Demand for Gold
From what GFMS listings inform, the demand side of the fundamentals table encompasses three large groupings: jewelry and other fabrication at three thousand fifty-four tons, or seventy five percent of the total; investment at an astounding seven hundred sixty-nine tons, five hundred ninety-one tons in implied net investment and one hundred seventy-eight tons in bullion bar purchases, or fourteen percent of the total; and producer dehedging at three hundred ten tons, about seven point five percent of the total. A large amount of the jewelry fabrication is regarded as a safe-haven investment in South and East Asia, so it is hard to separate jewelry as a monetary asset from that which is used for decoration. Generally speaking, global demand has grown roughly by twenty percent over the past ten years.
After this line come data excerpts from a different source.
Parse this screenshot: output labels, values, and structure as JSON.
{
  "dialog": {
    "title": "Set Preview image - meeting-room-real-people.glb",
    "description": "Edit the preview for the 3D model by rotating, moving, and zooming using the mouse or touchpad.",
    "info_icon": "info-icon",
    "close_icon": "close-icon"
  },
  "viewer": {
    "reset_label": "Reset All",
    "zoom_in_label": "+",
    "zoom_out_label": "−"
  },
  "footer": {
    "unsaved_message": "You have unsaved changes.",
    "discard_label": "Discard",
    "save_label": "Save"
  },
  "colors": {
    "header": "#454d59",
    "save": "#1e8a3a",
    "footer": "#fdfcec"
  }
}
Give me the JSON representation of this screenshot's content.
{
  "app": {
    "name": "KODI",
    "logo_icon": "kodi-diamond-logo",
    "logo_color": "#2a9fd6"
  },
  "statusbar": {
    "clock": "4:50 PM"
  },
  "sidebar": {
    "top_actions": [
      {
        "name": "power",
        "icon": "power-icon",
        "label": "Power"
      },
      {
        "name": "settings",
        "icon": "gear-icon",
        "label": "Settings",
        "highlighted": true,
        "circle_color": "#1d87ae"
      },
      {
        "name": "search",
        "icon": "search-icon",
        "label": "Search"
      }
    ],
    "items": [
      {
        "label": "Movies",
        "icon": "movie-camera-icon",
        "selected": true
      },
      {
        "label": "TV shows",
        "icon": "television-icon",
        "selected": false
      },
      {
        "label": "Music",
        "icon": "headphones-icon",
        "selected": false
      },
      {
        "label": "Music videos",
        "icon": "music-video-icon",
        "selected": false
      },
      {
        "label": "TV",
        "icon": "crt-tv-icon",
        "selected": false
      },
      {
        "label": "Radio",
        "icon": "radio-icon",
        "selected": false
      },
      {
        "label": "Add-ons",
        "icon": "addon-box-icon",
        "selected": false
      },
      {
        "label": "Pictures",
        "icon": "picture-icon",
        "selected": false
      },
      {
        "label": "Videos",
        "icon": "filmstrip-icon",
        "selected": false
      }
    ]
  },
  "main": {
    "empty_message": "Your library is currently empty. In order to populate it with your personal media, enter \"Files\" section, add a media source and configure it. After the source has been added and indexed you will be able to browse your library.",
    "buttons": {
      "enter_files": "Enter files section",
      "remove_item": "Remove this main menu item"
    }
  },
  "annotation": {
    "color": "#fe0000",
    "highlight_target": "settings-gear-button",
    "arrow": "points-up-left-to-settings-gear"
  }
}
There is little on the horizon to cause this growth trend to proceed from extending into the twenty-first century. As a matter of fact, these trends could speed up markedly if accompanied by continued problems with the currency, especially with the dollar, continued producer dehedging, and investment demand growth.
Fabrication of gold Fabrication demand has maintained a relatively same level over the past ten years, in the range of two thousand five hundred to three thousand tons. However, jewelry off-take continues to underpin the demand side of the gold market, going up whenever the dollar price goes down and declining whenever it rises, as such, it has become something of a constant, a backdrop against which the rest of the demand side of the equation operates. This picture of relative stability might be radically altered over the coming years as mainland China moves to liberalize its gold market. The rest of the Pacific Rim and East Asia could also enjoy a revival in fabrication demand as these economies recover from the Asian Contagion of the late nineteen nineties.